Blitz dei carabinieri nella tendopoli dove vivono i disperati

Blitz dei carabinieri nella tendopoli dove vivono i disperati

di Luca Pelagatti

04 Marzo 2025, 03:01

Come in tutti posti molto frequentati ci sono diversi accessi, atrii differenti. Si può arrivare scavalcando il cancello verso viale Fratti oppure inerpicarsi su ripide terrazze di fianco alla Casa della salute del bambino. In ogni caso entrare non è per nulla difficile. Il vero problema è affrontare lo schifo che aspetta dentro: immondizie, resti di cibo, montagne di bottiglie vuote, stracci che furono abiti. Il Duc, il Direzionale Uffici Comunali, è giusto a 90 metri e l'edificio dove tutti i bambini di Parma vanno a farsi vaccinare si tocca allungando la mano. Ma qui all'ex scalo merci, eterna voragine senza redenzione, si continua a dormire, mangiare. Sopravvivere.

Per averne un assaggio basta accodarsi ai carabinieri impegnati in un servizio di controllo nella zona dove un tempo c'erano i binari. Ora c'è una baraccopoli. Gli esposti, le segnalazioni, le denunce dei residenti esasperati da quello che accade in questo enorme spazio - un po' pubblico, molto privato e parecchio non si sa - potrebbero riempire chissà quanti faldoni. Ma tutto si riassume in poche parole: qua regna la disperazione. E quella non si ferma con un po' di rete metallica.

I carabinieri arrivano all'alba e senza perdere tempo circondano gli edifici dove un tempo venivano stoccate le merci. Ora sono le tane di quelli che hanno perso il treno della vita. Le finestre e le porte sono state murate con colate di forati e cemento e così è stato colonizzato l'esterno: quando non hai nulla anche una tettoia diventa reggia.

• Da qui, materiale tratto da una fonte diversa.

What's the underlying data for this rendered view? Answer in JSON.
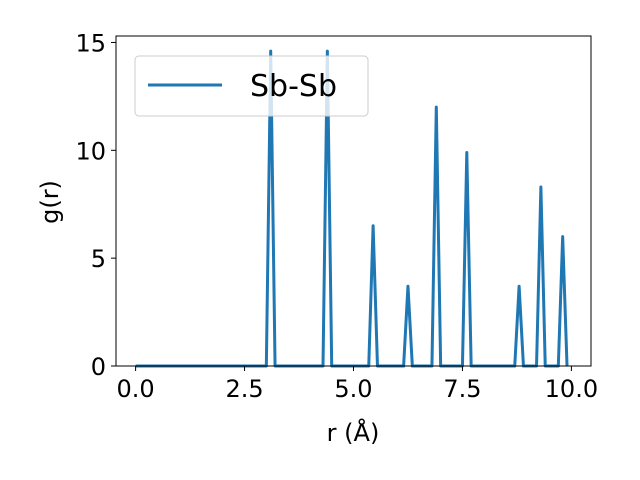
{
  "chart_data": {
    "type": "line",
    "title": "",
    "xlabel": "r (Å)",
    "ylabel": "g(r)",
    "xlim": [
      -0.45,
      10.45
    ],
    "ylim": [
      0,
      15.3
    ],
    "xticks": [
      0.0,
      2.5,
      5.0,
      7.5,
      10.0
    ],
    "xtick_labels": [
      "0.0",
      "2.5",
      "5.0",
      "7.5",
      "10.0"
    ],
    "yticks": [
      0,
      5,
      10,
      15
    ],
    "ytick_labels": [
      "0",
      "5",
      "10",
      "15"
    ],
    "grid": false,
    "legend_position": "top-left",
    "series": [
      {
        "name": "Sb-Sb",
        "color": "#1f77b4",
        "x": [
          0.0,
          3.0,
          3.1,
          3.2,
          4.3,
          4.4,
          4.5,
          5.35,
          5.45,
          5.55,
          6.15,
          6.25,
          6.35,
          6.8,
          6.9,
          7.0,
          7.5,
          7.6,
          7.7,
          8.7,
          8.8,
          8.9,
          9.2,
          9.3,
          9.4,
          9.7,
          9.8,
          9.9
        ],
        "y": [
          0,
          0,
          14.6,
          0,
          0,
          14.6,
          0,
          0,
          6.5,
          0,
          0,
          3.7,
          0,
          0,
          12.0,
          0,
          0,
          9.9,
          0,
          0,
          3.7,
          0,
          0,
          8.3,
          0,
          0,
          6.0,
          0
        ]
      }
    ]
  }
}
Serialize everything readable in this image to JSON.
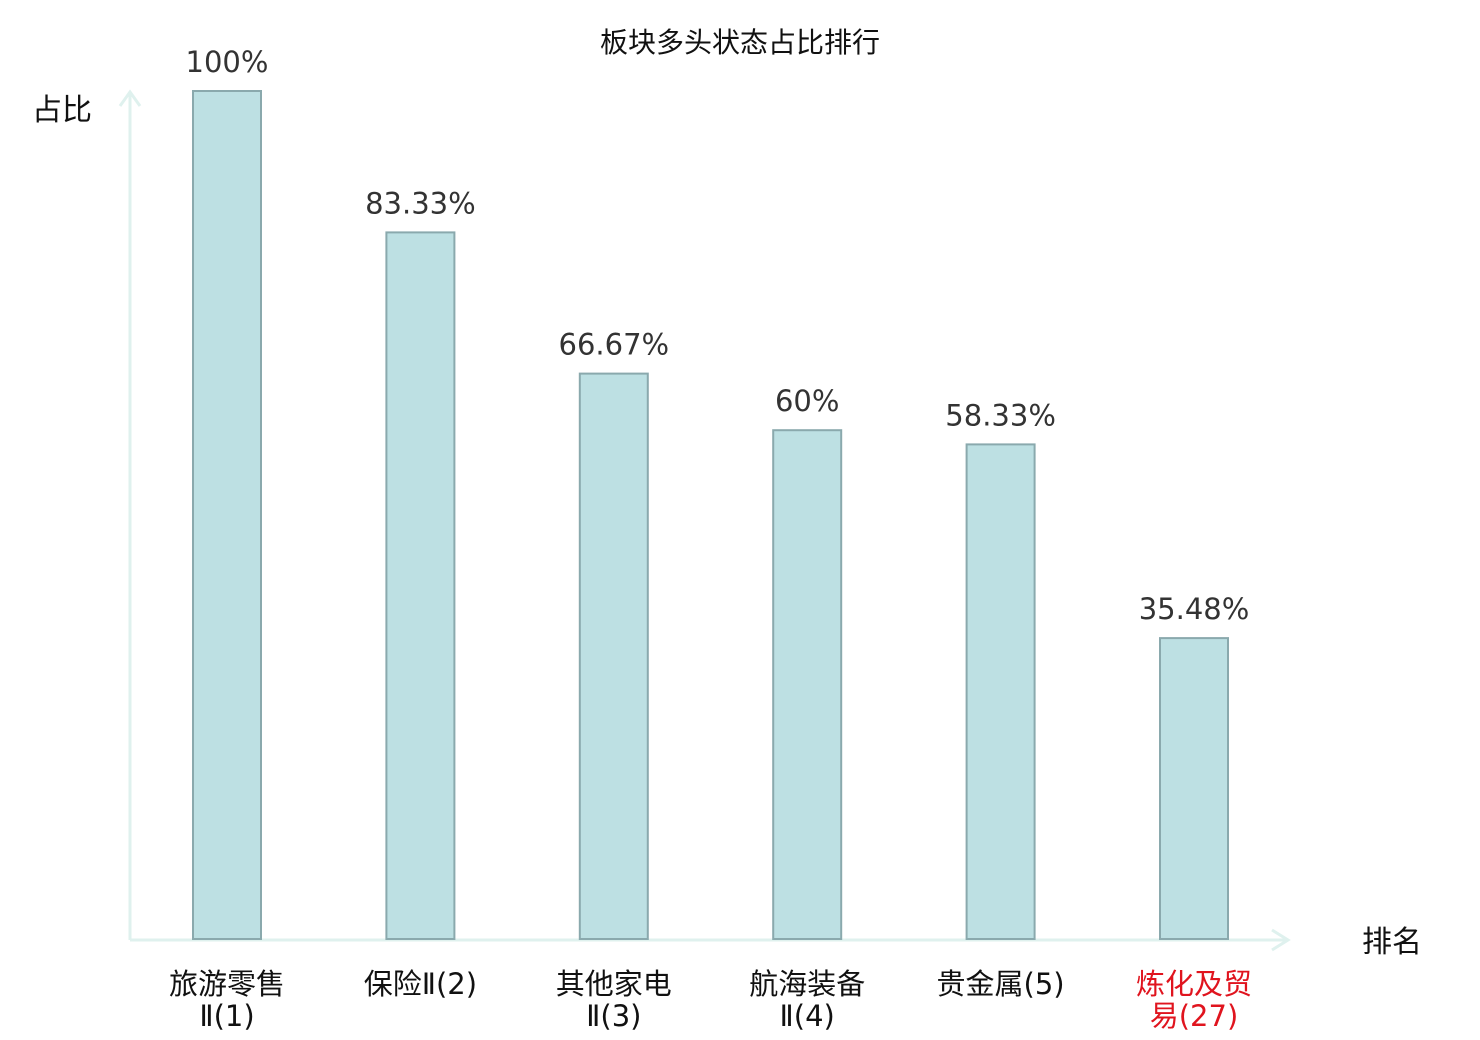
{
  "chart_data": {
    "type": "bar",
    "title": "板块多头状态占比排行",
    "ylabel": "占比",
    "xlabel": "排名",
    "ylim": [
      0,
      100
    ],
    "grid": false,
    "categories": [
      [
        "旅游零售",
        "Ⅱ(1)"
      ],
      [
        "保险Ⅱ(2)"
      ],
      [
        "其他家电",
        "Ⅱ(3)"
      ],
      [
        "航海装备",
        "Ⅱ(4)"
      ],
      [
        "贵金属(5)"
      ],
      [
        "炼化及贸",
        "易(27)"
      ]
    ],
    "values": [
      100,
      83.33,
      66.67,
      60,
      58.33,
      35.48
    ],
    "value_labels": [
      "100%",
      "83.33%",
      "66.67%",
      "60%",
      "58.33%",
      "35.48%"
    ],
    "highlight_index": 5,
    "colors": {
      "bar_fill": "#bde0e3",
      "bar_stroke": "#8aa9ad",
      "axis": "#dff1ee",
      "text": "#111111",
      "value_text": "#333333",
      "highlight": "#e0141e"
    }
  }
}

Il passo dei militari rompe il silenzio e scatena i ratti: sono tanti, enormi e si nascondono dietro le tende dove si sta dormendo. Le pareti sono teli e cartoni, i muri pezzi di legno e corde elastiche, il pavimento teli di plastica. A guardare dentro si vedono ciabatte, vestiti ammucchiati, materassi luridi. Chi le abita si stropiccia gli occhi davanti alle divise e si infagotta in un maglione in più. Da una baracca esce, invece, uno vestito di tutto punto, con lo zainetto sulle spalle. «Ecco i documenti: ma per favore fate in fretta. Devo andare al lavoro». Sono tutti uomini, vengono dal Mali, dalla Sierra Leone, dal Ghana, hanno quasi tutti i documenti e, persino, carte di identità in regola. I militari controllano i nominativi, scorrono i terminali e salta all'occhio che lo scalo merci come riparo di tossici e balordi è probabilmente una realtà: ma è anche vero che tanti tra coloro che si rintanano qui più che una bustina di sballo sognano una dose di fortuna. «Ho perso il lavoro e non si trova altro da fare - , racconta un maliano in Italia da 9 anni. - Ma tanto chi assume uno che vive così?». A fianco un altro giovane con la faccia da vecchio si stringe nelle spalle: «Lavoro quando posso. Ma una casa vera non la trovo».

I militari intanto vanno avanti a esplorare ogni angolo, mettono la testa dentro altre tende, trovano tracce di esistenze randagie. I residenti raccontano che accanto a questi disperati ci sono poi quelli che vanno e vengono, fantasmi fatti di crack che si infrattano per un po' e poi schizzano a cercare monetine e altre dosi. Lo dimostrano, sparse in giro, borsette abbandonate e svuotate, bici dimenticate, portafogli saccheggiati mentre tra due baracche una poltrona sfasciata e un pentolino su una specie di focolare indicano l'angolo cottura di questo deserto molto affollato.

Dopo l'ultimo controllo, dopo l'ennesima identificazione i carabinieri riprendono il servizio, tornano verso la strada che inizia a riempirsi mentre tra poco si aprirà il cancello della Casa della Salute. Da una parte, oltre i finestroni, mamme e bimbi in attesa di una visita, dall'altra quelli delle baracche, le ombre dello scalo merci che strisciano diretti chissà dove. E ad ogni rumore improvviso un ratto corre a nascondersi.